Most people enter into agreements every single day – often without thinking about it. Purchases in stores, ordering services, bidding processes, and negotiations in business life are all based on fundamental principles of contract law.
Nevertheless, disputes regularly arise as to whether an agreement has actually been concluded, when the parties became bound, or whether an offer could be withdrawn. In this article, we take a closer look at the key rules governing contract formation under Norwegian law.
The main rule: Offer and acceptance
The classic model for contract formation is simple: an agreement is concluded when one party makes an offer and the other party accepts it.
When a valid offer is met with a timely and unconditional acceptance, a binding agreement arises between the parties.
An important starting point is that the acceptance must be given within the applicable acceptance period. If the acceptance is late, the general rule is that the offer is no longer binding.
What is an offer?
Not every inquiry or price indication constitutes a legal offer. An offer is characterised by the fact that the recipient has reason to understand that an acceptance will immediately result in a binding agreement.
The question is therefore how the recipient could reasonably interpret the statement made by the offeror.
The principle of promise in Norwegian law
Norwegian contract law is based on the so-called principle of promise.
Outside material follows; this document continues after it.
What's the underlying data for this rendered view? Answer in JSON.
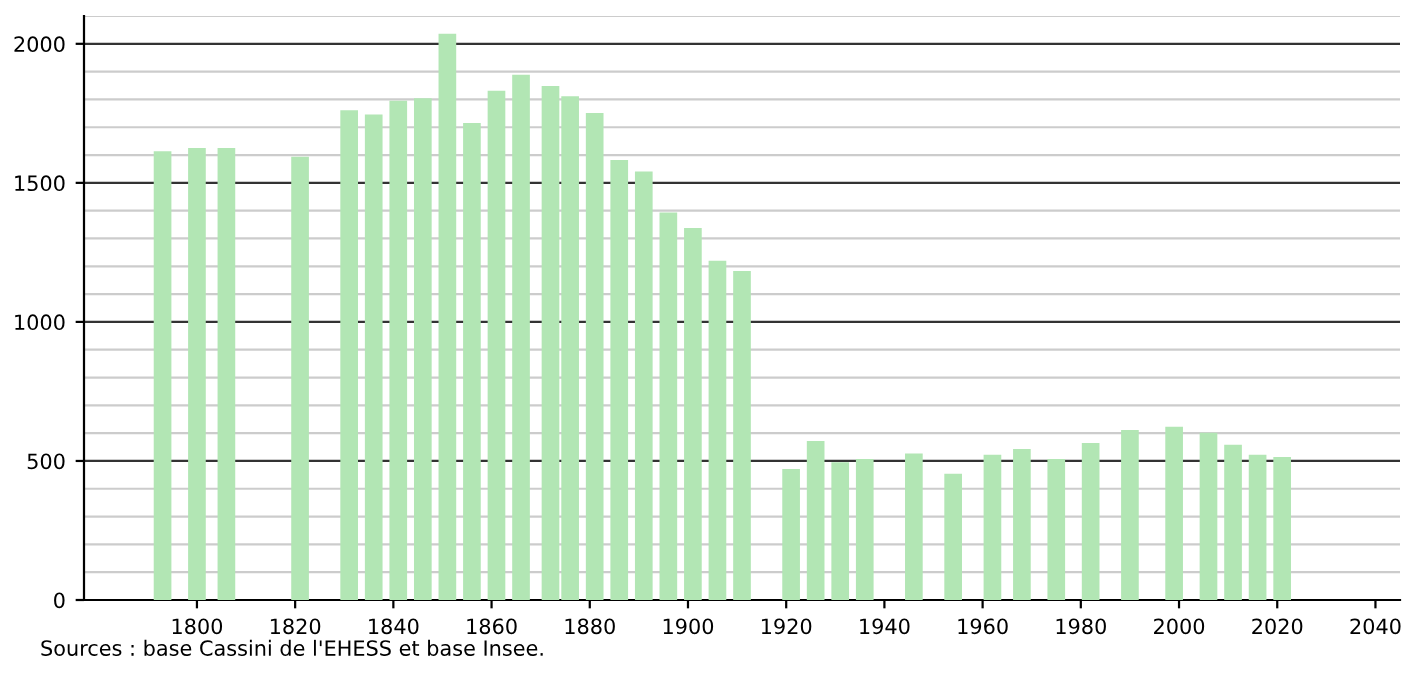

This means that the party making an offer becomes bound by it once it has come to the knowledge of the recipient – even before it has been accepted.
The purpose is to create security and predictability in contractual relationships. The recipient should be able to evaluate the offer without the risk that it is withdrawn because the offeror changes their mind.
When is a communication not an offer?
In some cases, the sender wishes to invite negotiations without becoming bound. If, for example, expressions such as:
- “without commitment”
- “without obligation”
- or similar reservations
are used, the communication will normally not be considered a legally binding offer. Instead, it will be regarded as an invitation for the other party to make an offer.
This distinction can be of significant practical importance in commercial negotiations.
Can an offer be withdrawn?
The general rule is that an offer may be revoked if the revocation reaches the recipient no later than at the same time as the offer comes to the recipient’s knowledge.
If the recipient first becomes aware of the offer and only afterwards receives the revocation, the revocation will normally not be valid. An exception applies under the so-called re integra rule.
The re integra rule
Even after an offer has come to the recipient’s knowledge, it may in certain special situations still be withdrawn. This follows from the so-called re integra rule.
For the rule to apply, special grounds must exist, and the recipient must not have relied on the offer.
Examples of circumstances that may justify withdrawal include serious illness or other extraordinary personal circumstances on the part of the offeror. However, it is not sufficient that the offeror has simply changed their mind.
How long is an offer binding?
An offer is only binding for a limited period. If the offeror has set an acceptance deadline, the recipient must accept within that deadline.
If no deadline has been specified, the time limit is determined under the Contracts Act based on a concrete assessment. The following factors are typically considered:
- The time the offer takes to reach the recipient
- A reasonable period of consideration for the recipient
- The time the acceptance takes to reach the offeror
For oral offers, a stricter rule applies: if no deadline is given, the offer must generally be accepted immediately.
What happens in case of late acceptance?
If the acceptance arrives late to the offeror, no agreement is normally concluded.
A late acceptance is generally treated as a new offer. The original offeror is then free to accept or reject this new offer.
The rationale is that a party sending a late acceptance often still wishes to enter into the agreement, even though the original deadline has passed.
However, exceptions apply where it is obvious that the agreement no longer has any practical interest.
Must acceptance be explicit?
Many associate acceptance with a written or verbal “yes”. Under Norwegian law, however, acceptance may also be given through conduct.
Conclusive conduct
A person may become bound by so-called conclusive conduct, i.e. actions that clearly indicate acceptance of the offer. Examples include:
- boarding a train
- boarding a bus
- taking goods through the checkout in a store
- or beginning to perform under an agreement
In such situations, it is the conduct – not the words – that establishes the contract.
Can silence constitute acceptance?
The general rule is that silence does not constitute acceptance. However, there are exceptions.
If the circumstances give the offeror reasonable grounds to interpret passivity as consent, silence may have the same effect as acceptance. This may, for example, occur:
- in trial purchases
- in established business relationships
- or where the parties’ previous practice indicates that failure to object implies acceptance
Such situations are assessed on a case-by-case basis, and the threshold for treating silence as acceptance is relatively high.
The significance of reservations
The parties may make offers or acceptances subject to various reservations. Common examples include:
- financing reservations
- board approval reservations
- due diligence reservations
- public approval reservations
For a reservation to be effective, it must be clear and unambiguous.
Ambiguities may lead to disputes as to whether the parties are actually bound. Norwegian law therefore imposes strict requirements that reservations have a clear and unequivocal content.
Conclusion
The rules on offer and acceptance form the foundation of most contract law. Although the principles may appear simple, complex questions often arise regarding when an agreement is concluded, how long an offer remains binding, and the significance of various reservations.